Secretary of State Katie Hobbs will be breaking the law if she shuts down the system that allows congressional and legislative candidates to collect signatures online so they can qualify for the ballot, the Attorney General’s Office warned Tuesday.
In a letter to Bo Dul, Hobbs’ general counsel and election policy advisor, the Attorney General’s Office said state law requires the Secretary of State’s Office to provide a secure internet portal for voters to sign candidates’s nominating petitions, and that the system must only permit qualified electors to sign those petitions. Failing to do so would be either a class 3 misdemeanor or a class 6 felony, wrote Jennifer Wright, who leads Attorney General Mark Brnovich’s election integrity unit.

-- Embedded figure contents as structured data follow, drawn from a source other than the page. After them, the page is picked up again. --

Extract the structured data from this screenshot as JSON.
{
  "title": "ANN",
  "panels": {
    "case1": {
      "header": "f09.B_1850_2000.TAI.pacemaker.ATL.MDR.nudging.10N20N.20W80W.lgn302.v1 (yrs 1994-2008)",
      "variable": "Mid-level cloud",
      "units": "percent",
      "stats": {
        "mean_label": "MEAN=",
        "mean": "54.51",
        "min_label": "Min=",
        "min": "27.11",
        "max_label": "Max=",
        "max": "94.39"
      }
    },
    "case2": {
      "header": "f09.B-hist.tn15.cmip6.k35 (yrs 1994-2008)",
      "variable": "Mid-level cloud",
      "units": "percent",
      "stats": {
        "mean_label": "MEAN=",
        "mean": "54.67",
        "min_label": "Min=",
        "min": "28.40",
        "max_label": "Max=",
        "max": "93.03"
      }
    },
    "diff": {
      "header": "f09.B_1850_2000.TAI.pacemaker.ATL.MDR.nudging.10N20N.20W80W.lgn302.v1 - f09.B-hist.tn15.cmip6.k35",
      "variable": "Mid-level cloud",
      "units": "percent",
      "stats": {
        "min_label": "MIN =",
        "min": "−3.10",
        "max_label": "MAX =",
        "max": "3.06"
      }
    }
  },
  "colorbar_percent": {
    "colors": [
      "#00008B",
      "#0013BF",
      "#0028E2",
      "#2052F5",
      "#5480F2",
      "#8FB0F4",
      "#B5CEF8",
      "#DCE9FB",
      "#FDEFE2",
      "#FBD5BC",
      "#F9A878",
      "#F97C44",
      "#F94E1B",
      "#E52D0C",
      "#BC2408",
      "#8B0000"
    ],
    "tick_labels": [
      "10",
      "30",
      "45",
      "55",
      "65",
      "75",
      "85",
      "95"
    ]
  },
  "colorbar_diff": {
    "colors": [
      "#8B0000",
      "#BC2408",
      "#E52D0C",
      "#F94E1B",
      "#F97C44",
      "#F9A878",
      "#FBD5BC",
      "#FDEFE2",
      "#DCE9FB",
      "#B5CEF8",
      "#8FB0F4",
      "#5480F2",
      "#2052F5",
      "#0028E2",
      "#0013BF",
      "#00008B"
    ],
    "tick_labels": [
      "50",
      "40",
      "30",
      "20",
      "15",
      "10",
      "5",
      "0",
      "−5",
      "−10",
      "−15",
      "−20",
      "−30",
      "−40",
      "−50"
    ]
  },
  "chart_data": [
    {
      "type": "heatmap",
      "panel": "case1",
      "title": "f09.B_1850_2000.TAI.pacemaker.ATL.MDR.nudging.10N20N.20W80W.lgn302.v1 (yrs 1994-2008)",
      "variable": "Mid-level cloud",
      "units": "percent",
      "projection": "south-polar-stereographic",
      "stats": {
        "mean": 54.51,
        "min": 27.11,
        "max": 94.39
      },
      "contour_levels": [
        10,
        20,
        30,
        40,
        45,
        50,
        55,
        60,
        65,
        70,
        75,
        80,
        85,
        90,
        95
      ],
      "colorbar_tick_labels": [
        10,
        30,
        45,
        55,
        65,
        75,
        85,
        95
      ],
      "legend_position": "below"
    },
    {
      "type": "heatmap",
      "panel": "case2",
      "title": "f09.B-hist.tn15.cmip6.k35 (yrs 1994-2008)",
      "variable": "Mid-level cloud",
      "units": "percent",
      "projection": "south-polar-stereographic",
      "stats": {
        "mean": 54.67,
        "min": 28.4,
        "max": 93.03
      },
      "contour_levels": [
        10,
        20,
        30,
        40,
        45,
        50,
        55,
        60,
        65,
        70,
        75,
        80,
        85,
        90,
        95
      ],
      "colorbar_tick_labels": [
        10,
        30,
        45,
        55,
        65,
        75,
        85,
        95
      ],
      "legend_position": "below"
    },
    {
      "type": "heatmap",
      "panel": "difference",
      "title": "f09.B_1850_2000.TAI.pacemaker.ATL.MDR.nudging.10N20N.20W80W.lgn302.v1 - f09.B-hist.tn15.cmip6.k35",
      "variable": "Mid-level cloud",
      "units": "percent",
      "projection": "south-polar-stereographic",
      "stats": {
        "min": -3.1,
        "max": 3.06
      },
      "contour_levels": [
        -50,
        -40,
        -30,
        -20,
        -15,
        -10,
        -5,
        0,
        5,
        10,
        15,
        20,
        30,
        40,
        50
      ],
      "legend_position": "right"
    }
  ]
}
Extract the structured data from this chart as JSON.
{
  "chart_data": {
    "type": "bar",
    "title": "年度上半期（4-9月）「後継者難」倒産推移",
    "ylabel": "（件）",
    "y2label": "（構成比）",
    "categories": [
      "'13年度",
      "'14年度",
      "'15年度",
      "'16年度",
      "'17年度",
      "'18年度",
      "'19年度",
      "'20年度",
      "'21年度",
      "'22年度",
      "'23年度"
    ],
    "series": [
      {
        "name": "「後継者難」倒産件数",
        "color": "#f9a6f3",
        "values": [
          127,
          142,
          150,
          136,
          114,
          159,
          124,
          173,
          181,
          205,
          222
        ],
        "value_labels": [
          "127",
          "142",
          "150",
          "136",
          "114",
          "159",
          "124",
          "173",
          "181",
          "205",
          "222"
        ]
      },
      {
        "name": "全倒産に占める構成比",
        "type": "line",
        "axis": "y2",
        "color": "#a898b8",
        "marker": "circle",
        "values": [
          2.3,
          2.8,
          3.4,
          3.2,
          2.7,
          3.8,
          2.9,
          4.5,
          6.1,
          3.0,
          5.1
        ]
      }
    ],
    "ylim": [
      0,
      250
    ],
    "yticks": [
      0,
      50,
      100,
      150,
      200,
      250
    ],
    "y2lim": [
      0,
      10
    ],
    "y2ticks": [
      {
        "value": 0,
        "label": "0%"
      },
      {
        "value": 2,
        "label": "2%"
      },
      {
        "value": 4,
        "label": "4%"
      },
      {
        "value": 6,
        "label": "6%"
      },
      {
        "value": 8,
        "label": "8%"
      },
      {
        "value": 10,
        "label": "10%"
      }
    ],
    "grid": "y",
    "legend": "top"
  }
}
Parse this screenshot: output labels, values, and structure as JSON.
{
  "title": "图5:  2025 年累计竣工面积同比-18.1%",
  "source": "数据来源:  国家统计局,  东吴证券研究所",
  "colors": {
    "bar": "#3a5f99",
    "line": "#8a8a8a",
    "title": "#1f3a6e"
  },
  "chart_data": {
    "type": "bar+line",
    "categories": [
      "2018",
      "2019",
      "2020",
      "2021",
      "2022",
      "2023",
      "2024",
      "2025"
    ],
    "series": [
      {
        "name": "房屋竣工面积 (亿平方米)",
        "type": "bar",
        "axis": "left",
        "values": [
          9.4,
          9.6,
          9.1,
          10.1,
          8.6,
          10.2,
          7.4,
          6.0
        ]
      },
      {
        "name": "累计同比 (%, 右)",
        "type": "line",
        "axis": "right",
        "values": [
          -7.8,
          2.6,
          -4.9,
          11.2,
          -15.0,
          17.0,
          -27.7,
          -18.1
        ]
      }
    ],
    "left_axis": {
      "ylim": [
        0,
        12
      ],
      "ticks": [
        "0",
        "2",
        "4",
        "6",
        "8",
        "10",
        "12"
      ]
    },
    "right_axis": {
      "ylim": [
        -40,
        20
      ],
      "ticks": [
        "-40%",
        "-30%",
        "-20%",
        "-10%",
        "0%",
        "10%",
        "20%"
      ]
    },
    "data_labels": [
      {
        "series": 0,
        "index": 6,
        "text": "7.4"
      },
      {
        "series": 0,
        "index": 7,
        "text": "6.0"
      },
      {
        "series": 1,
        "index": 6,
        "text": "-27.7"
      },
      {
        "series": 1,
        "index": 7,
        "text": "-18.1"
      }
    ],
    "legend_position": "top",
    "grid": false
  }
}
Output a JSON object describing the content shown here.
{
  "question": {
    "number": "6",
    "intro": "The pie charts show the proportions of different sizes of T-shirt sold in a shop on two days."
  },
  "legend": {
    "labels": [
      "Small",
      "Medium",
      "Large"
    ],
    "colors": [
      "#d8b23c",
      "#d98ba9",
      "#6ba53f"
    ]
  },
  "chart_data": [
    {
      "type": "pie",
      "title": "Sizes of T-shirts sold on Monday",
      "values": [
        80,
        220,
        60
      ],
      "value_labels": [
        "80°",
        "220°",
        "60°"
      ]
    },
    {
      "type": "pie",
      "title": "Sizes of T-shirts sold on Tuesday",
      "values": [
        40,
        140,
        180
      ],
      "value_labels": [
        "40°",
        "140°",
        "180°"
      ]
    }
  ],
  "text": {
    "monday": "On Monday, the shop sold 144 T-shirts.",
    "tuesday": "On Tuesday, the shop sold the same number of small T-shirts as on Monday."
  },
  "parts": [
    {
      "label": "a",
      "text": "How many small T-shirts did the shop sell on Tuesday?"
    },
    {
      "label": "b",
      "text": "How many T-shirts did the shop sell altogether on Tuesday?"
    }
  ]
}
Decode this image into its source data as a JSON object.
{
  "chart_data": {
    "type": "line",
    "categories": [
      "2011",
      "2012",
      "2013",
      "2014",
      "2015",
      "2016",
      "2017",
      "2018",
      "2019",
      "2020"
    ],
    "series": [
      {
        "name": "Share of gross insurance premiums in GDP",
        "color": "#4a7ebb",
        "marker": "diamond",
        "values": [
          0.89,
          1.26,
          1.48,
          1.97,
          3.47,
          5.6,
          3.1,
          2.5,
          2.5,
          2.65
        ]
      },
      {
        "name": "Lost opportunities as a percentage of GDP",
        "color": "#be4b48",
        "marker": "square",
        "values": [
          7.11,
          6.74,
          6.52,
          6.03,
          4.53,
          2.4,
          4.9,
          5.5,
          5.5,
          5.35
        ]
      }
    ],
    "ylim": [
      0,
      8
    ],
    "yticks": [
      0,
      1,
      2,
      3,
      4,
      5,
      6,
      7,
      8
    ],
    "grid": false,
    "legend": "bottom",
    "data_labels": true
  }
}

Hobbs informed candidates last week that she planned to take E-Qual, the online signature portal, offline on March 5 so counties and the Secretary of State’s Office could update the system to incorporate data from the state’s new legislative and congressional districts. She expected the system to be shut down through the April 4 deadline for candidates to file the nominating petitions they need to qualify for the primary election ballot.
“As it is clear that no action yet has been taken to deprive candidates of their statutory right to obtain online nomination signatures, we urge the Secretary of State to fix the system without delay,” Wright told Dul in the letter.
The Secretary of State’s Office disagrees with Wright’s claim that shutting down E-Qual would be illegal and is considering its response, said Murphy Hebert, a spokeswoman for Hobbs.